Noting here that s51362 is the mysql user for tool erwin85 - http://tools.wmflabs.org/?tool=erwin85

Akoopal added a subscriber: Akoopal.

Did:

tail -10000 access.log | awk '{print $7}' | sed 's/\?.*$//' | sort | uniq -c | sort -rn | less

(yes, not pretty, just quick) giving:

5941 /erwin85/xcontribs.php
2304 /erwin85/randomarticle.php
 296 /erwin85/relatedchanges.php
 267 /erwin85/categorycount.php
 227 /erwin85/contribs.php

Maybe splitting of the first tools, so they are more independent?

From irc:

12:00:15 valhallas : akoopal: the only script that has UNION_ALL is contribs.php
12:00:28 valhallas : so that's likely the culprit

The problem seems to be that the query uses the revision view rather than the revision_userindex view, which causes

id	select_type	table	type	possible_keys	key	key_len	ref	rows	Extra
1	SIMPLE	revision	ALL	None	None	None	None	321741843	Using where; Using filesort
1	SIMPLE	page	eq_ref	PRIMARY	PRIMARY	4	enwiki.revision.rev_page	1

as EXPLAIN output, rather than

id	select_type	table	type	possible_keys	key	key_len	ref	rows	Extra
1	SIMPLE	revision	ref	usertext_timestamp	usertext_timestamp	257	const	178	Using where; Using filesort
1	SIMPLE	page	eq_ref	PRIMARY	PRIMARY	4	enwiki.revision.rev_page	1

So the correct query would be along the lines of

select * from revision_userindex left join page on rev_page=page_id where rev_user_text='Valhallasw' order by rev_timestamp desc limit 1000;

Thanks; I switched to revision_userindex in cb8336a5238a72dff503bc598781059c8cead899 . Unless a way is provided to assess the impact of the rate limit (and hence the best way to give maximum service within the rate limit), please remove the rate limit and allow us to test whether the performance is sufficient.

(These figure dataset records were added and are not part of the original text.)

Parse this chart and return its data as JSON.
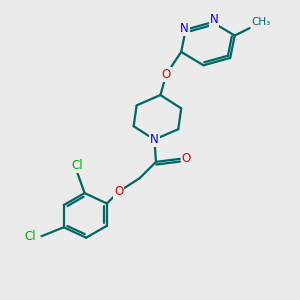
{
  "bg_color": "#ebebeb",
  "atom_colors": {
    "N": "#0000ee",
    "O": "#ee0000",
    "Cl": "#00aa00",
    "C": "#000000"
  },
  "bond_color": "#006666",
  "bond_width": 1.6,
  "font_size_atoms": 8.5,
  "fig_bg": "#ebebeb"
}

On the same day I see one user who made many requests to xcontribs.php which generates a loop of user table queries. If *that* was the problem, we could instead block or rate limit that users.

I have increased the limit to 10 concurrent connections.

I would definitely support splitting tools accounts- othewise, if only one has issues, all will be affected. Please implement some concurrency limit to the database, too. Thank you.

Marostegui closed this task as Resolved.Jul 31 2017, 9:46 AM
Marostegui assigned this task to jcrespo.

Closing this - feel free to reopen if you believe this is not yet fixed.